Am heutigen Tag fand anlässlich der Urteilsverkündung im Lübcke-Prozess eine Kundgebung vor dem Frankfurter Oberlandesgericht statt, die vom Bündnis gegen rechten Terror Hessen organisiert worden war. Wir beteiligten uns mit einem Redebeitrag, den wir hier zum Nachlesen bereitstellen.

Hallo, wir sind vom Offenen Antifaschistischen Treffen Frankfurt! Wir wollen – im Hinblick auf rechten Terror und das Versagen der Behörden – über die Notwendigkeit antifaschistischer Organisierung sprechen.

Dass es notwendig ist, gegen rechts aktiv zu werden, zeigt schon ein oberflächlicher Blick auf verschiedene Fälle, in denen der Staat rechte Täter*innen geschützt, Zusammenhänge vertuscht oder selbst migrantische Menschen und Linke angegriffen hat. Deswegen werden wir nun eine kleine und unvollständiger Chronik eben jener Fälle liefern, die exemplarisch für das Genannte stehen:
    
Im August 2018 erhält die Anwältin der Nebenklage im NSU-Prozess Seda Başay-Yıldız Drohungen, die mit dem Kürzel „NSU 2.0“ unterzeichnet sind. Ihre Daten wurden vorher im ersten Polizeirevier, hier an der Konstablerwache, abgerufen. Im März 2019 erhielt Idil Baydar ebenfalls Drohschreiben, die mit dem selben Kürzel unterzeichnet wurden. Dieses Mal wurden die Daten von einem Polizeicomputer in Wiesbaden abgerufen. Weitere Schreiben erhielten u.a. die Fraktionschefin der Linken in Hessen, Janine Wissler, Jutta Dittfurth und Sawsan Chebli von Februar bis September 2020. Statt der Aufklärung dieser Fälle beschränken sich der hessische Innenminister Peter Beuth und das LKA auf gegenseitige Schuldzuschreibungen, während Nazinetzwerke innerhalb der hessischen Polizei weitgehend unbehelligt weiter bestehen können.

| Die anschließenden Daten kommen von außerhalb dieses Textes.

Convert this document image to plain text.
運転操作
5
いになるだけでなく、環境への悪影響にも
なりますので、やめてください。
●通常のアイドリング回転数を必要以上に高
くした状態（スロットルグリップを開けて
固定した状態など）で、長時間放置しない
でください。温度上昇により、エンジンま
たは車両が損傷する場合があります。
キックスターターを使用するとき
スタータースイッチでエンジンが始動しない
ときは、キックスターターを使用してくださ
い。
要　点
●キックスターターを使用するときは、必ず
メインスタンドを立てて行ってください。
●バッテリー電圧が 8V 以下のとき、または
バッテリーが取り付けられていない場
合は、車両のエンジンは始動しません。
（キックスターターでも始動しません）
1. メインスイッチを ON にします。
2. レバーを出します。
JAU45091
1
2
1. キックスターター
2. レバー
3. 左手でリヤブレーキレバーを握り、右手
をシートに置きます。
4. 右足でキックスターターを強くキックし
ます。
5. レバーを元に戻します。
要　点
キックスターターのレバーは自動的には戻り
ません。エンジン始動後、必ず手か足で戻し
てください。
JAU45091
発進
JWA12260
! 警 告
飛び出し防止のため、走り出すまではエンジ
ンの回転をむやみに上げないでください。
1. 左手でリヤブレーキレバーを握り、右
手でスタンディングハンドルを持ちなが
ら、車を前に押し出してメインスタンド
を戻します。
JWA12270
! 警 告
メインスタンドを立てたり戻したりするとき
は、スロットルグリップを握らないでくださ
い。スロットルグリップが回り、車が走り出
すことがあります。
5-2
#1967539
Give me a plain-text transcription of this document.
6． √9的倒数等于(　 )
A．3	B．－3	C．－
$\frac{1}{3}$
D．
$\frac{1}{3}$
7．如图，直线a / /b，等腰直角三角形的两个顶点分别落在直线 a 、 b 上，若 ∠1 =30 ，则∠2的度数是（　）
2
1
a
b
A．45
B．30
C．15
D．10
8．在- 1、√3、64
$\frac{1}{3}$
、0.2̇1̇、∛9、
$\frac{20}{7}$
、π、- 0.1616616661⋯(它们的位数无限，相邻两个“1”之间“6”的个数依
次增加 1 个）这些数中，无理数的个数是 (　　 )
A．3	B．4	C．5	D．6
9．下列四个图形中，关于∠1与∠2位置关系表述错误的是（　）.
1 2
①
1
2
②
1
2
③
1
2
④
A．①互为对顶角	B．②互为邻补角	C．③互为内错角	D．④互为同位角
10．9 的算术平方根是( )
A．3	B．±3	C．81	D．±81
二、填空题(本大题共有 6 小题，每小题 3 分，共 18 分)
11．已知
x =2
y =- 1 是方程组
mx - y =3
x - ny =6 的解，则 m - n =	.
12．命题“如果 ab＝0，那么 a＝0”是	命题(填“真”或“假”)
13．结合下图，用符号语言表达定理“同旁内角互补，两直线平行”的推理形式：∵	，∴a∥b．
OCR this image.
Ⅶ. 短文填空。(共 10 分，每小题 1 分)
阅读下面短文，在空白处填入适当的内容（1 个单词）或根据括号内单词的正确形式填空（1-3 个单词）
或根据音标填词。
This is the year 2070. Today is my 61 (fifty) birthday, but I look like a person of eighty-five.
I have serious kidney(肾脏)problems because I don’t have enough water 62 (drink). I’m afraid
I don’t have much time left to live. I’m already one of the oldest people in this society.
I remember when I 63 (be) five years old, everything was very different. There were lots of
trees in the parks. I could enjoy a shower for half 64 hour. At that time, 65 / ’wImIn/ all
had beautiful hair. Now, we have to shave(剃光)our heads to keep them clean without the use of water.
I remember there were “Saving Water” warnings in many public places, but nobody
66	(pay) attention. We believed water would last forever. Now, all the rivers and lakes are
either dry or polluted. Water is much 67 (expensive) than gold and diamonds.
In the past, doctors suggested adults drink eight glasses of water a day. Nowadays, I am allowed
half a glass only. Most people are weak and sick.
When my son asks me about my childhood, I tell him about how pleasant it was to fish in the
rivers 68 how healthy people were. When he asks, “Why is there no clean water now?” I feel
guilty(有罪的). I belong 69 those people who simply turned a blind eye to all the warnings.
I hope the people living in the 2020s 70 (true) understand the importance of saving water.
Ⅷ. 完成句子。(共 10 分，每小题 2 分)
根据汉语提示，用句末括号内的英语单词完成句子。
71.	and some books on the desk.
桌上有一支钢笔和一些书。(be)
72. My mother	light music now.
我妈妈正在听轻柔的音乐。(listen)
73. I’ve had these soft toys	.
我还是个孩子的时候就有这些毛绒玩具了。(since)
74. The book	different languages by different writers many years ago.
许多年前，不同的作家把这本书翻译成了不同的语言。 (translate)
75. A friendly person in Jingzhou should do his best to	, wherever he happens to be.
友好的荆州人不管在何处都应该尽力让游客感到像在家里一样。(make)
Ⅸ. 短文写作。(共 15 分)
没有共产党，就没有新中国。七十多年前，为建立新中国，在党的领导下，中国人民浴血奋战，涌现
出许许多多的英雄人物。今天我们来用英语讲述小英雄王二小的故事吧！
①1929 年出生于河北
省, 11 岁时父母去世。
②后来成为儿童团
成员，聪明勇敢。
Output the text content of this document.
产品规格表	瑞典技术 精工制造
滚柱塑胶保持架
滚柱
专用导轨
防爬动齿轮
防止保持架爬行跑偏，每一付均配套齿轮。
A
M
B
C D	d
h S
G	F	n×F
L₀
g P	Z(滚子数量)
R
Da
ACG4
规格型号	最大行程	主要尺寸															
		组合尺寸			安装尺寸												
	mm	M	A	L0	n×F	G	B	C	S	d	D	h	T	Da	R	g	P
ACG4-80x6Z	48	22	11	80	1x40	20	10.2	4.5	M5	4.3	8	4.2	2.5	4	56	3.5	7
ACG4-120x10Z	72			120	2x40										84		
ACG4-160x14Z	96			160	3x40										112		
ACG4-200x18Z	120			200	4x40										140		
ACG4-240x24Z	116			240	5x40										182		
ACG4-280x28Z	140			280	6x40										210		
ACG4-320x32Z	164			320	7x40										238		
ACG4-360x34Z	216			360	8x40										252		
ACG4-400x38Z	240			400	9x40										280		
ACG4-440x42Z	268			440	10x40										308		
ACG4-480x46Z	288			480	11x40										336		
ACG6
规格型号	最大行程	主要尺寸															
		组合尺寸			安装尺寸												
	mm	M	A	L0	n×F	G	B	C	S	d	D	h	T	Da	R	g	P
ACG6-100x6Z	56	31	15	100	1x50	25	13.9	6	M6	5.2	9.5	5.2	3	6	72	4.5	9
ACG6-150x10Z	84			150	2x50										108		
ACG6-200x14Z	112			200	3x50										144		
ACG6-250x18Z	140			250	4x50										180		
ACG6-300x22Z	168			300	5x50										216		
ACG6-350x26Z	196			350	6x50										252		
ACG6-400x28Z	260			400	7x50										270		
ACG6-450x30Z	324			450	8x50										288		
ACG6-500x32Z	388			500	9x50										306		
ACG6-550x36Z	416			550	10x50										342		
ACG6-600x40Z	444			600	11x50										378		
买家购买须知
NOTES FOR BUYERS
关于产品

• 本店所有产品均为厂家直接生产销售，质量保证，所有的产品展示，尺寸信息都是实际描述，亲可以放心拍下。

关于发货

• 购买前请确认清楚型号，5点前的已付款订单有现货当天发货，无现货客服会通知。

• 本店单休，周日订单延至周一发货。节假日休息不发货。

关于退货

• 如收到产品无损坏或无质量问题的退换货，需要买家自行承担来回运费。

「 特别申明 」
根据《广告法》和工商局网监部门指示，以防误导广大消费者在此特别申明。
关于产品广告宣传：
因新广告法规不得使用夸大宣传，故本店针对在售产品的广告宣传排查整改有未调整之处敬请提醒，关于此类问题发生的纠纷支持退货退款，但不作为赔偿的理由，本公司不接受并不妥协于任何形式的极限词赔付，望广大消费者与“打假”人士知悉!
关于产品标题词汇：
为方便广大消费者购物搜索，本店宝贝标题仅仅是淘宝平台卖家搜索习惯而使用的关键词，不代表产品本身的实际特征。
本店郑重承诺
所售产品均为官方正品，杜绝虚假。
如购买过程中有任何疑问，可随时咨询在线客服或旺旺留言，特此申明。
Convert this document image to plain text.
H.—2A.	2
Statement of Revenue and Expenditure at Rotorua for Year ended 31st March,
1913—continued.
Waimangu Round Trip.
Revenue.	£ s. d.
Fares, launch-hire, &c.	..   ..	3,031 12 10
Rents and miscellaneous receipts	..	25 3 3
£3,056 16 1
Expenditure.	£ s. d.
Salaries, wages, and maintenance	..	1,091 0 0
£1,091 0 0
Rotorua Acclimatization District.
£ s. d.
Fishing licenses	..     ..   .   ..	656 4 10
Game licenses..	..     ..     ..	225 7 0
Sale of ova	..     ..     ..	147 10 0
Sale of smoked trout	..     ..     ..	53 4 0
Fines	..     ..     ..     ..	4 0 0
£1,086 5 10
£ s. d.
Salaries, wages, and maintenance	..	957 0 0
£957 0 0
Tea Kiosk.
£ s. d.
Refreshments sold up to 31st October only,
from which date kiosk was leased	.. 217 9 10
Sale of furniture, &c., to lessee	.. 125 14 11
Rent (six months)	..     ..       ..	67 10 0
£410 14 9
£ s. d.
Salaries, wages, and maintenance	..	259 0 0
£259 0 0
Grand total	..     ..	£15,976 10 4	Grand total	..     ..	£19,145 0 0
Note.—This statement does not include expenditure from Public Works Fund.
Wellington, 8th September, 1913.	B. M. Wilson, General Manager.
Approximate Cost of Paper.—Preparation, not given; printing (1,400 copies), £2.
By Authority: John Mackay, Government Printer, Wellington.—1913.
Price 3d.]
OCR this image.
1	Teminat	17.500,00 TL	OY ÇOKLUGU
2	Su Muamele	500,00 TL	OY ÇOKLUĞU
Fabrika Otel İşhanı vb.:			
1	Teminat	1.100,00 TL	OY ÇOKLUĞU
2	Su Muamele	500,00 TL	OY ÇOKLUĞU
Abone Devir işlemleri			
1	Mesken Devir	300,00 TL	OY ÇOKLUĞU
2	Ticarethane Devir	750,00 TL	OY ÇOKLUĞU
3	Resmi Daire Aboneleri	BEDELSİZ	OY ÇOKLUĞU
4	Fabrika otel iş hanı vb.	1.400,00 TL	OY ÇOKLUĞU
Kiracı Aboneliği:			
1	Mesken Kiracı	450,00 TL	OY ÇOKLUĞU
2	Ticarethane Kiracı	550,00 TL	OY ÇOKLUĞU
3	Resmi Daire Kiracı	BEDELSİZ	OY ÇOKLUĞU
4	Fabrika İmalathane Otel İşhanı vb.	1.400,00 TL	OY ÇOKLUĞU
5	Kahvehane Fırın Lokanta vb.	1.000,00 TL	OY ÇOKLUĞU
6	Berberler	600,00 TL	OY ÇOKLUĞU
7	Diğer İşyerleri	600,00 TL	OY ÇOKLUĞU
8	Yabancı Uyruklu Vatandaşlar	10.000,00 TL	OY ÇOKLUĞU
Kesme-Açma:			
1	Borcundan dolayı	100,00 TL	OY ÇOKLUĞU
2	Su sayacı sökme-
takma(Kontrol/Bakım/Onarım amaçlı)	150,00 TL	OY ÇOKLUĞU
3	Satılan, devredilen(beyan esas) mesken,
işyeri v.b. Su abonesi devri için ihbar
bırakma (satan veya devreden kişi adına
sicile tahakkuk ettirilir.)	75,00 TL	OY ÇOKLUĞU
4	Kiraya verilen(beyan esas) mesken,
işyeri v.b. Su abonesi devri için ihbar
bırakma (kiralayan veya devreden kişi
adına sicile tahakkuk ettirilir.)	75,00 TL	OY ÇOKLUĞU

Der nächste Fall ist der des verurteilten Serienbrandstifters Joachim S.. In den Jahren 2018 und 2019 kam es zu mehreren Brandanschlägen auf linke Projekte im Rhein Main Gebiet u.a. auf das Exzess und das lila Luftschloss in Frankfurt, den Knotenpunkt in Schwalbach, der komplett abbrannte, sowie auf das Autonome Kulturzentrum  Metzgerstraße in Hanau. Obwohl S. im Dezember 2018 festgenommen wurde, er wegen Brandstiftung vorbestraft war und sein Fixierung auf Linke Wohnprojekte bekannt war, wurde er wieder freigelassen.Nach seiner Freilassung beging S. weitere Brandstiftungen.Im Prozess gegen ihn, taten Gericht und Staatsanwaltschaft alles, um den politischen Hintergrund der Brandanschläge unter den Teppich zu kehren. So hieß es dann auch im Urteil dass „kein Motiv feststellbar“ sei und die zuständige Staatsanwältin bezeichnete die Vermutung, dass ein politisches Motiv naheliege als „totalen Quatsch“.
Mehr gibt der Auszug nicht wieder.